In Blair's home opener, a win against Prestige Prep, Makeny had several key defensive stops in the 79-50 victory.



Mantegna calls Gak a player in the same vein as Anthony Davis or Thon Maker, but Gak is not yet a starter. Mantegna says he doesn't want to place any extra weight on Gak's shoulders so early in his Blair career.



"His growth plates are still open. He might be 7-1, but he moves like a guard," says Mantegna of Gak. "I worked him out when he was 13 [during the 2015 trip]. He looked like he was 16. I love the fact that he's [at Blair] three years. I don't want him to crumble under the pressure."



"I'm a lanky-type player," Gak says. "I see centers as big, bulky, stronger. I'm not that strong. Adjusting here is tough. In Australia, I'd be the only, like, 6-foot-10 dude that's athletic, that can dunk. But over here, other guys are 6-10, are stronger than me, can jump higher than me. So it's a battle every day."

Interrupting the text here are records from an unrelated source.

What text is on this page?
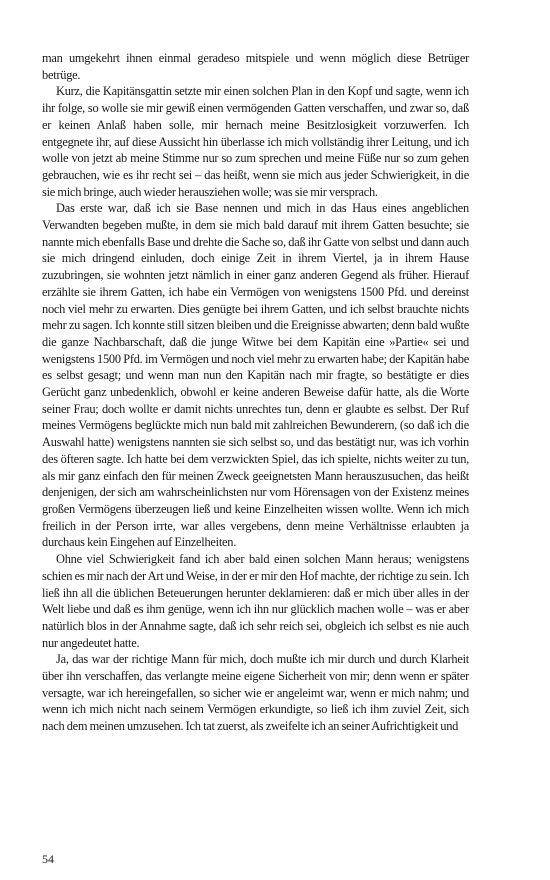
man umgekehrt ihnen einmal geradeso mitspiele und wenn möglich diese Betrüger betrüge.

Kurz, die Kapitänsgattin setzte mir einen solchen Plan in den Kopf und sagte, wenn ich ihr folge, so wolle sie mir gewiß einen vermögenden Gatten verschaffen, und zwar so, daß er keinen Anlaß haben solle, mir hernach meine Besitzlosigkeit vorzuwerfen. Ich entgegnete ihr, auf diese Aussicht hin überlasse ich mich vollständig ihrer Leitung, und ich wolle von jetzt ab meine Stimme nur so zum sprechen und meine Füße nur so zum gehen gebrauchen, wie es ihr recht sei – das heißt, wenn sie mich aus jeder Schwierigkeit, in die sie mich bringe, auch wieder herausziehen wolle; was sie mir versprach.

Das erste war, daß ich sie Base nennen und mich in das Haus eines angeblichen Verwandten begeben mußte, in dem sie mich bald darauf mit ihrem Gatten besuchte; sie nannte mich ebenfalls Base und drehte die Sache so, daß ihr Gatte von selbst und dann auch sie mich dringend einluden, doch einige Zeit in ihrem Viertel, ja in ihrem Hause zuzubringen, sie wohnten jetzt nämlich in einer ganz anderen Gegend als früher. Hierauf erzählte sie ihrem Gatten, ich habe ein Vermögen von wenigstens 1500 Pfd. und dereinst noch viel mehr zu erwarten. Dies genügte bei ihrem Gatten, und ich selbst brauchte nichts mehr zu sagen. Ich konnte still sitzen bleiben und die Ereignisse abwarten; denn bald wußte die ganze Nachbarschaft, daß die junge Witwe bei dem Kapitän eine »Partie« sei und wenigstens 1500 Pfd. im Vermögen und noch viel mehr zu erwarten habe; der Kapitän habe es selbst gesagt; und wenn man nun den Kapitän nach mir fragte, so bestätigte er dies Gerücht ganz unbedenklich, obwohl er keine anderen Beweise dafür hatte, als die Worte seiner Frau; doch wollte er damit nichts unrechtes tun, denn er glaubte es selbst. Der Ruf meines Vermögens beglückte mich nun bald mit zahlreichen Bewunderern, (so daß ich die Auswahl hatte) wenigstens nannten sie sich selbst so, und das bestätigt nur, was ich vorhin des öfteren sagte. Ich hatte bei dem verzwickten Spiel, das ich spielte, nichts weiter zu tun, als mir ganz einfach den für meinen Zweck geeignetsten Mann herauszusuchen, das heißt denjenigen, der sich am wahrscheinlichsten nur vom Hörensagen von der Existenz meines großen Vermögens überzeugen ließ und keine Einzelheiten wissen wollte. Wenn ich mich freilich in der Person irrte, war alles vergebens, denn meine Verhältnisse erlaubten ja durchaus kein Eingehen auf Einzelheiten.

Ohne viel Schwierigkeit fand ich aber bald einen solchen Mann heraus; wenigstens schien es mir nach der Art und Weise, in der er mir den Hof machte, der richtige zu sein. Ich ließ ihn all die üblichen Beteuerungen herunter deklamieren: daß er mich über alles in der Welt liebe und daß es ihm genüge, wenn ich ihn nur glücklich machen wolle – was er aber natürlich blos in der Annahme sagte, daß ich sehr reich sei, obgleich ich selbst es nie auch nur angedeutet hatte.

Ja, das war der richtige Mann für mich, doch mußte ich mir durch und durch Klarheit über ihn verschaffen, das verlangte meine eigene Sicherheit von mir; denn wenn er später versagte, war ich hereingefallen, so sicher wie er angeleimt war, wenn er mich nahm; und wenn ich mich nicht nach seinem Vermögen erkundigte, so ließ ich ihm zuviel Zeit, sich nach dem meinen umzusehen. Ich tat zuerst, als zweifelte ich an seiner Aufrichtigkeit und

54
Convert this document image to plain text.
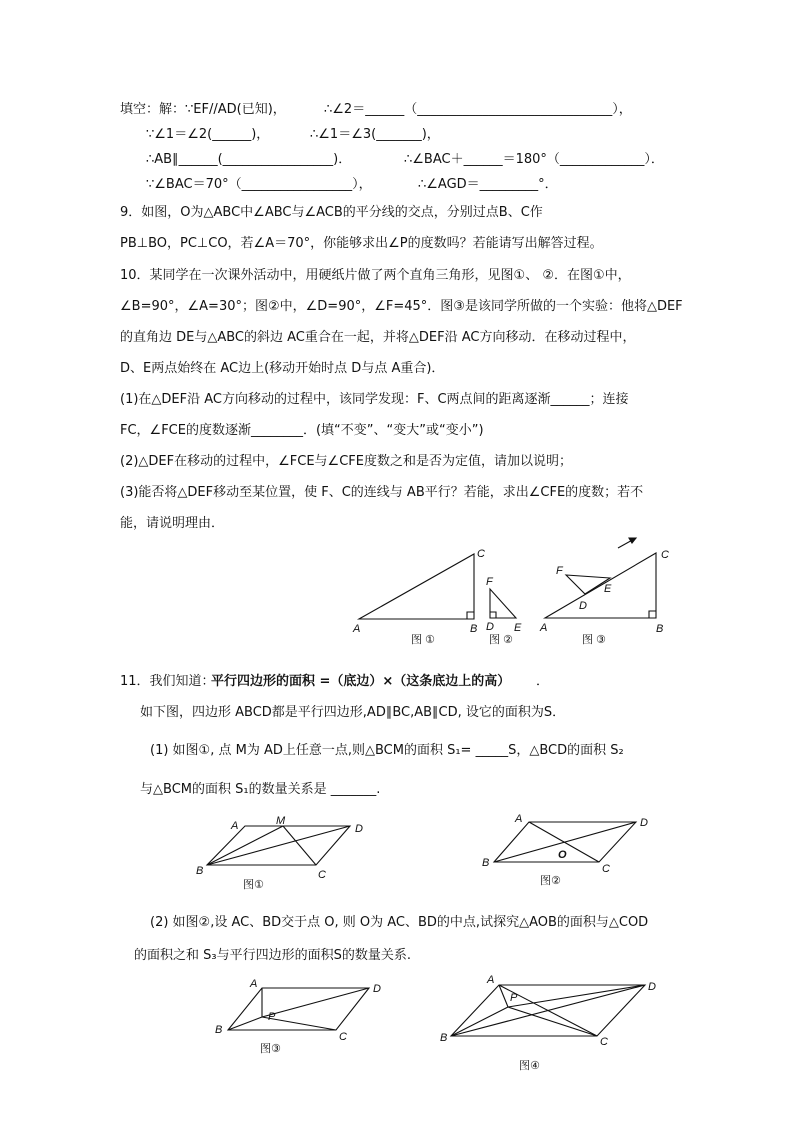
填空：解：∵EF//AD(已知)，	∴∠2＝______（______________________________），
∵∠1＝∠2(______)，	∴∠1＝∠3(_______)，
∴AB∥______(_________________)．	∴∠BAC＋______＝180°（_____________）．
∵∠BAC＝70°（_________________），	∴∠AGD＝_________°．
9．如图，O为△ABC中∠ABC与∠ACB的平分线的交点，分别过点B、C作
PB⊥BO，PC⊥CO，若∠A＝70°，你能够求出∠P的度数吗？若能请写出解答过程。
10．某同学在一次课外活动中，用硬纸片做了两个直角三角形，见图①、 ②．在图①中，
∠B=90°，∠A=30°；图②中，∠D=90°，∠F=45°．图③是该同学所做的一个实验：他将△DEF
的直角边 DE与△ABC的斜边 AC重合在一起，并将△DEF沿 AC方向移动．在移动过程中，
D、E两点始终在 AC边上(移动开始时点 D与点 A重合)．
(1)在△DEF沿 AC方向移动的过程中，该同学发现：F、C两点间的距离逐渐______；连接
FC，∠FCE的度数逐渐________．(填“不变”、“变大”或“变小”)
(2)△DEF在移动的过程中，∠FCE与∠CFE度数之和是否为定值，请加以说明；
(3)能否将△DEF移动至某位置，使 F、C的连线与 AB平行？若能，求出∠CFE的度数；若不
能，请说明理由．
A	B
C
图 ①
F
D E
图 ②
F
D
E
A	B
C
图 ③
11．我们知道：
平行四边形的面积 =（底边）×（这条底边上的高） ．
如下图，四边形 ABCD都是平行四边形,AD∥BC,AB∥CD, 设它的面积为S．
(1) 如图①, 点 M为 AD上任意一点,则△BCM的面积 S₁= _____S，△BCD的面积 S₂
与△BCM的面积 S₁的数量关系是 _______.
(2) 如图②,设 AC、BD交于点 O, 则 O为 AC、BD的中点,试探究△AOB的面积与△COD
的面积之和 S₃与平行四边形的面积S的数量关系.
A	M
D
B	C
图①
A	D
B	C
O
图②
A	D
B
C
P
图③
A
D
B	C
P
图④
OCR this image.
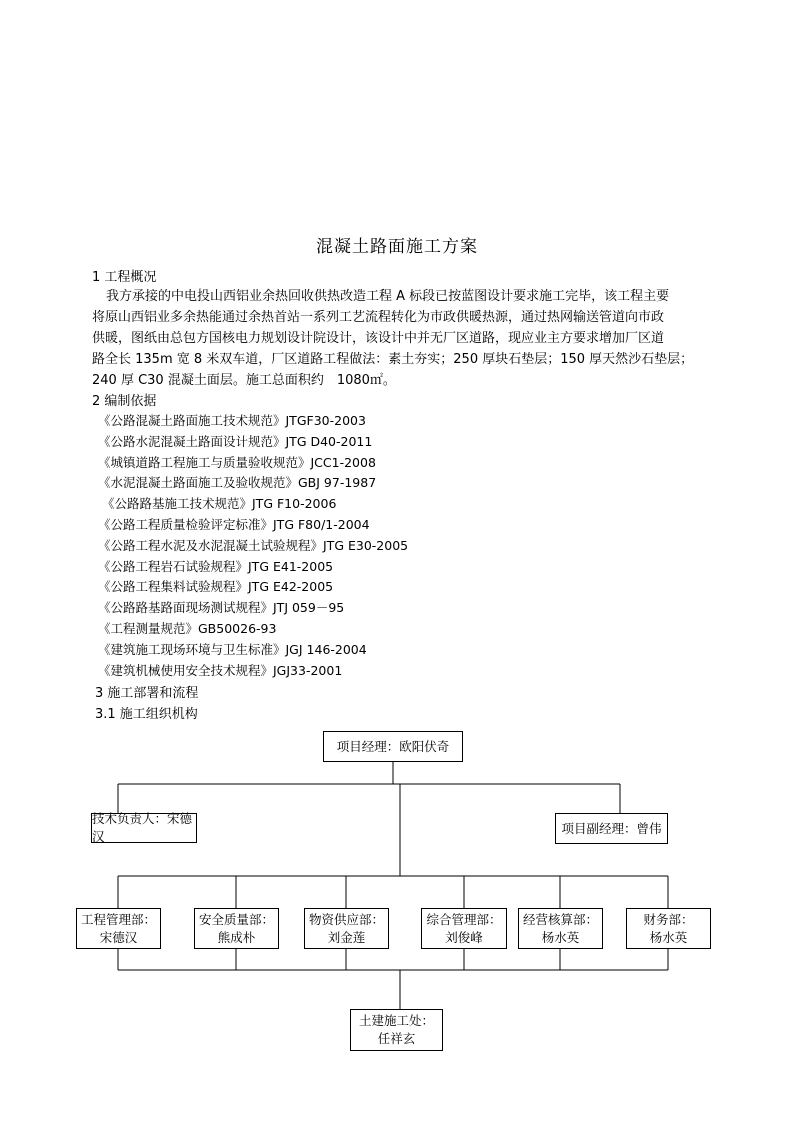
混凝土路面施工方案
1 工程概况
我方承接的中电投山西铝业余热回收供热改造工程 A 标段已按蓝图设计要求施工完毕，该工程主要
将原山西铝业多余热能通过余热首站一系列工艺流程转化为市政供暖热源，通过热网输送管道向市政
供暖，图纸由总包方国核电力规划设计院设计，该设计中并无厂区道路，现应业主方要求增加厂区道
路全长 135m 宽 8 米双车道，厂区道路工程做法：素土夯实；250 厚块石垫层；150 厚天然沙石垫层；
240 厚 C30 混凝土面层。施工总面积约　1080㎡。
2 编制依据
《公路混凝土路面施工技术规范》JTGF30-2003
《公路水泥混凝土路面设计规范》JTG D40-2011
《城镇道路工程施工与质量验收规范》JCC1-2008
《水泥混凝土路面施工及验收规范》GBJ 97-1987
《公路路基施工技术规范》JTG F10-2006
《公路工程质量检验评定标准》JTG F80/1-2004
《公路工程水泥及水泥混凝土试验规程》JTG E30-2005
《公路工程岩石试验规程》JTG E41-2005
《公路工程集料试验规程》JTG E42-2005
《公路路基路面现场测试规程》JTJ 059－95
《工程测量规范》GB50026-93
《建筑施工现场环境与卫生标准》JGJ 146-2004
《建筑机械使用安全技术规程》JGJ33-2001
3 施工部署和流程
3.1 施工组织机构
项目经理：欧阳伏奇
技术负责人：宋德汉
项目副经理：曾伟
工程管理部：
宋德汉
安全质量部：
熊成朴
物资供应部：
刘金莲
综合管理部：
刘俊峰
经营核算部：
杨水英
财务部：
杨水英
土建施工处：
任祥玄
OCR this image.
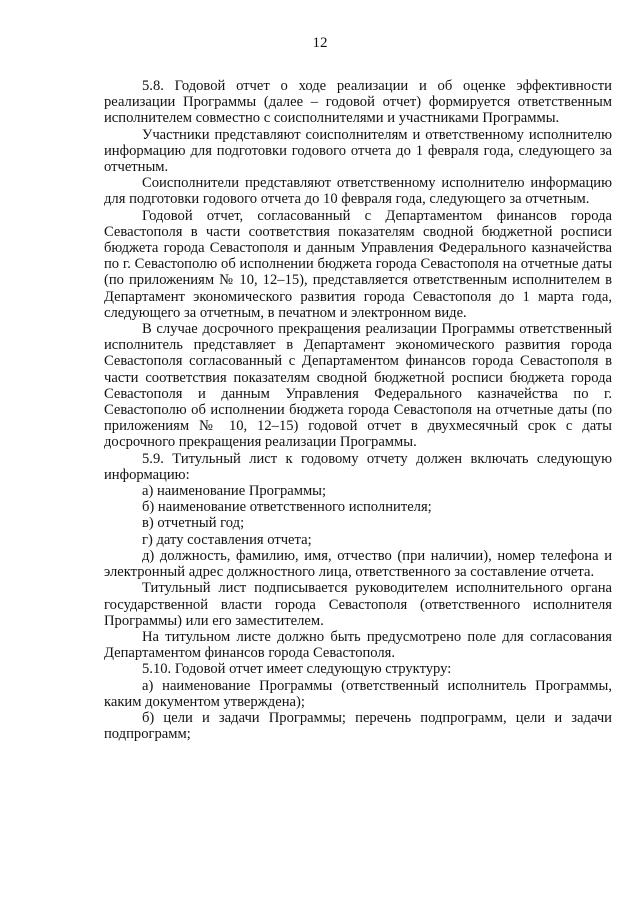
12

5.8. Годовой отчет о ходе реализации и об оценке эффективности реализации Программы (далее – годовой отчет) формируется ответственным исполнителем совместно с соисполнителями и участниками Программы.

Участники представляют соисполнителям и ответственному исполнителю информацию для подготовки годового отчета до 1 февраля года, следующего за отчетным.

Соисполнители представляют ответственному исполнителю информацию для подготовки годового отчета до 10 февраля года, следующего за отчетным.

Годовой отчет, согласованный с Департаментом финансов города Севастополя в части соответствия показателям сводной бюджетной росписи бюджета города Севастополя и данным Управления Федерального казначейства по г. Севастополю об исполнении бюджета города Севастополя на отчетные даты (по приложениям № 10, 12–15), представляется ответственным исполнителем в Департамент экономического развития города Севастополя до 1 марта года, следующего за отчетным, в печатном и электронном виде.

В случае досрочного прекращения реализации Программы ответственный исполнитель представляет в Департамент экономического развития города Севастополя согласованный с Департаментом финансов города Севастополя в части соответствия показателям сводной бюджетной росписи бюджета города Севастополя и данным Управления Федерального казначейства по г. Севастополю об исполнении бюджета города Севастополя на отчетные даты (по приложениям № 10, 12–15) годовой отчет в двухмесячный срок с даты досрочного прекращения реализации Программы.

5.9. Титульный лист к годовому отчету должен включать следующую информацию:

а) наименование Программы;

б) наименование ответственного исполнителя;

в) отчетный год;

г) дату составления отчета;

д) должность, фамилию, имя, отчество (при наличии), номер телефона и электронный адрес должностного лица, ответственного за составление отчета.

Титульный лист подписывается руководителем исполнительного органа государственной власти города Севастополя (ответственного исполнителя Программы) или его заместителем.

На титульном листе должно быть предусмотрено поле для согласования Департаментом финансов города Севастополя.

5.10. Годовой отчет имеет следующую структуру:

а) наименование Программы (ответственный исполнитель Программы, каким документом утверждена);

б) цели и задачи Программы; перечень подпрограмм, цели и задачи подпрограмм;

On a weekday afternoon in October, two dozen Blair Academy boys' basketball players are scattered around the Hardwick Hall court, a preseason workout underway sans coaches and weeks ahead of the start of the season.



Hip-hop music is blaring from the speakers, and hanging in one of the corners of the gymnasium, minding watch over the din below, is a reminder of the New Jersey prep school's famous basketball alumni: three blue-and-gray banners that frame the jerseys of Ivey, Villanueva and Deng, all of whom forged successful NBA careers.



Makeny breaks from the pack of players at center court during warmups, sprints to the basket and makes a two-handed dunk. Right on Makeny's heels follows Akoldah Gak, whose finger-roll layup barely rims out and falls to the hardwood. The scene is a long,longway from the suburbs of Sydney. Makeny and Gak are in the beginning stages of a basketball path, one for which the final destination is yet to be determined.